It’s common for business professionals to get stuck feeling plateaued and unappreciated. Others may be considering a career change to follow an entrepreneurial venture.
One of the best ways to resolve these issues or initiate a mid-career pivot is to boost your skills. And one of the most reliable ways to do that is with a Master of Business Administration degree — an MBA.
This is the path Eric Luongo took. “I was looking to advance my career,” said Luongo, a quality control microbiologist at Moderna, a biotech company based in Cambridge, Massachusetts, where he has worked for about two years.
Diversify and Expand Knowledge
To expand on the knowledge he already had, Luongo enrolled in the online Master of Business Administration in Management from Massachusetts-based Fitchburg State University. He was expecting to complete his degree in May 2020.
“It’s rare to see a business degree in a biology field,” he said. “It’s already helped me communicate with other departments and realize how other roles, like human resources and information technology, affect my job.”
Build 5 Main Skills
Luongo’s experience illustrates why many students pursue MBAs — to learn skills they otherwise might not gain as quickly. Even before Luongo completed the degree, he had improved his communication abilities, one of the five main skills that MBA programs help students boost, according to Princeton Review:
- Interpersonal skills – being able to collaborate and work efficiently with others
- Strategic thinking – understanding what organizations must do to succeed
- Entrepreneurial skills – setting bold goals, assessing markets and thinking creatively
- Communication skills – conveying core values and strategies to others
- Leadership skills – motivating team members to make meaningful contributions
Putting New Skills to Work Immediately
Another Fitchburg State student shared similar experiences to Luongo’s. After taking just two courses in the online MBA in Healthcare Management, Madeleine Bossou was applying new leadership skills in her position that would transfer into a managerial role she expected to get.
Bossou, a clinical lead at Saint Elizabeth’s Medical Center satellite unit in Boston, enrolled after she was recommended for an eventual management position in the geriatric ward. She said the Organizational Behavior and Development course was particularly helpful.
“It showed me all of the information I need and what I needed to focus on in my clinical lead role; also, I learned how to organize, lead and manage to create an organizational citizenship behavior and listening skills for better decision-making,” she said. “I am learning new skills that will help me improve the community.”
Even just potential results from MBA skills can lead to better days. That’s what happened for Fitchburg State student Stephen Ferreira, a student in the online MBA in Management program, which he expected to complete in October 2020.
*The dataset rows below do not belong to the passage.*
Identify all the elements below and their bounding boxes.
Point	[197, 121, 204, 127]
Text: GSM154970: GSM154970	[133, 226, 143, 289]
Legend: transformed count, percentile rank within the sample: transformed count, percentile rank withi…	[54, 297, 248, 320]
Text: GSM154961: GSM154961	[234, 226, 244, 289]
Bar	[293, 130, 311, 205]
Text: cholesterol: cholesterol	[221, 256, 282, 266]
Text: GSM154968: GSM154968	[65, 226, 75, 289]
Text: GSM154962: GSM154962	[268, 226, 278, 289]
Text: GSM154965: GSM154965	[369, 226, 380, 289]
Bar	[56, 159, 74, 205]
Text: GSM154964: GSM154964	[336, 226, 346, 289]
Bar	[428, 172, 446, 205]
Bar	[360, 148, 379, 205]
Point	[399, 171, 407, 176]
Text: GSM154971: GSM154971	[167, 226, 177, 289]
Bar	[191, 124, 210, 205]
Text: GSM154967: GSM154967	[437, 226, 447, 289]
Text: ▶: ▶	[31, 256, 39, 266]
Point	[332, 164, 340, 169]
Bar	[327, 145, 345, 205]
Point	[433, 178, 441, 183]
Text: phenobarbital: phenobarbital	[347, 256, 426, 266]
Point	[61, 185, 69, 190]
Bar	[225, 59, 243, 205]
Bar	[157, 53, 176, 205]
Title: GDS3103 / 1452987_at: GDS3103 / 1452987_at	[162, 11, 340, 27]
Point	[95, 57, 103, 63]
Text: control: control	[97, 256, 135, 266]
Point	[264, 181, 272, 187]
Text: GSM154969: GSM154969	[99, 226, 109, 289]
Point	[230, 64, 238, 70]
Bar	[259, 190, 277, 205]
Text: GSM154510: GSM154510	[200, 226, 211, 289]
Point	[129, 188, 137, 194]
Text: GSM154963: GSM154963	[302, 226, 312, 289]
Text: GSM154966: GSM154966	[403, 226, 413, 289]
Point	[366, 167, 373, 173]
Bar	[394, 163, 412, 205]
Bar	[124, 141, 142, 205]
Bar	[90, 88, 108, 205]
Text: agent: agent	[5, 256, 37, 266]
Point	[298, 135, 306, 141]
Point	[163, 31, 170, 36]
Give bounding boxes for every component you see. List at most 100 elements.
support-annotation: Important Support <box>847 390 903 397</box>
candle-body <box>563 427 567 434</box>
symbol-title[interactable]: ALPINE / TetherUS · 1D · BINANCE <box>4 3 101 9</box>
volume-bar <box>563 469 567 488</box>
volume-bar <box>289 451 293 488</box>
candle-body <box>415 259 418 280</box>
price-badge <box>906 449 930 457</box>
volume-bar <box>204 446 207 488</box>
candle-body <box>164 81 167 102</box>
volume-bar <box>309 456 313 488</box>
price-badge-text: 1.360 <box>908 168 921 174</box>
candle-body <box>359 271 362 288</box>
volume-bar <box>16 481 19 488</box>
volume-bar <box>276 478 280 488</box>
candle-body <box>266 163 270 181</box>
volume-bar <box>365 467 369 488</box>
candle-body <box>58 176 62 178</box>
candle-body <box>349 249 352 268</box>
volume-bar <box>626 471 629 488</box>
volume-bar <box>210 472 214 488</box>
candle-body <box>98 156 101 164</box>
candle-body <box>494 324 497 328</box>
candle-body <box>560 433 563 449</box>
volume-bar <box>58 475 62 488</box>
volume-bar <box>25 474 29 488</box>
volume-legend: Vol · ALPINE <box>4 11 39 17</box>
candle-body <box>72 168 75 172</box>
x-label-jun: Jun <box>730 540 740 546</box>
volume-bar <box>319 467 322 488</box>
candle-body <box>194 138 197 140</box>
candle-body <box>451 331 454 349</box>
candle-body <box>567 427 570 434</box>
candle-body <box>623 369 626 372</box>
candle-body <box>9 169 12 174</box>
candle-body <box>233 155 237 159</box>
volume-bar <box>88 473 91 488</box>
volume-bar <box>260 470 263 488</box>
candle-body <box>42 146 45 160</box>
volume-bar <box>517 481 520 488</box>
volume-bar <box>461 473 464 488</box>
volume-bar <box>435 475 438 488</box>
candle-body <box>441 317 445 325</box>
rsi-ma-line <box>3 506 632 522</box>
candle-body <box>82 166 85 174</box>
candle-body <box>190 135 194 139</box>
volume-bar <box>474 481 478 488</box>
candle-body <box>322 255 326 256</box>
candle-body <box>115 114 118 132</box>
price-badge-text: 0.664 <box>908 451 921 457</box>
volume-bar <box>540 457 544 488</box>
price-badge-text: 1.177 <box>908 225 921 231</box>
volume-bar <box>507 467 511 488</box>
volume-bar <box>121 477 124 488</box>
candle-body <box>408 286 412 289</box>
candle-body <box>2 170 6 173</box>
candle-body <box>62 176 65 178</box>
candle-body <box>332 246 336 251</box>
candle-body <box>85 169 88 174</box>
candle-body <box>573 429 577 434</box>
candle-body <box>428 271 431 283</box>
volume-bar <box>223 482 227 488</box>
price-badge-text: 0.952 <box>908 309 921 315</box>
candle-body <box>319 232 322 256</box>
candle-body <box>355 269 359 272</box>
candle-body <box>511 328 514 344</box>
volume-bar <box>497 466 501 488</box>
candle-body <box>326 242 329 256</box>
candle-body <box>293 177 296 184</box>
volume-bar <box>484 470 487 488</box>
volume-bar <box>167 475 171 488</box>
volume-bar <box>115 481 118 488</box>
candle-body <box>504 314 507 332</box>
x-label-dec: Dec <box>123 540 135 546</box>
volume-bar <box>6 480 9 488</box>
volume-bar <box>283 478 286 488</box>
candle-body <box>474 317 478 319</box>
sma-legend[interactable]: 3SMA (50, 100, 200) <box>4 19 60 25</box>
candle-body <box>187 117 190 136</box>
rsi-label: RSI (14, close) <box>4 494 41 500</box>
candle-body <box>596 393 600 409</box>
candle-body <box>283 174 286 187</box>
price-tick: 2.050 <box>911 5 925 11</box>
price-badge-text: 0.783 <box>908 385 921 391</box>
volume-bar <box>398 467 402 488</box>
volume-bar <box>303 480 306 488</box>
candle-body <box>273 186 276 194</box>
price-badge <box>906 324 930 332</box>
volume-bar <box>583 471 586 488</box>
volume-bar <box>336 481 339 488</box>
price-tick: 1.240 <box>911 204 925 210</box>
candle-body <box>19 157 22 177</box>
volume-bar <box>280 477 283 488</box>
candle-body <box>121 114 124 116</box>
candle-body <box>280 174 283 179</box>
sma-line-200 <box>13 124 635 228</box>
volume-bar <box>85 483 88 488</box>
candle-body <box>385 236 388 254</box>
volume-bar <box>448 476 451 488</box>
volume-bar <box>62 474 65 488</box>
“I believe the degree has already created opportunities for me,” he said. “I left a company after 15 years because I wasn’t advancing in my career. When I told interviewers that I was getting my MBA, the whole conversation changed. It was a major reason why I got the job I have.”
He has been a regional sales manager for Paragon Furniture since September 2019 and works from his home in Ayer, Massachusetts. But Ferreira aims higher, and he believes the degree will help him transition into executive leadership.
“It’s funny because when I tell people my goal is to become a chief executive officer or a chief operating officer, they think I’m reaching too high,” he said. “For me, it is the only career goal that matters. I would rather reach too high and miss than reach low and hit.”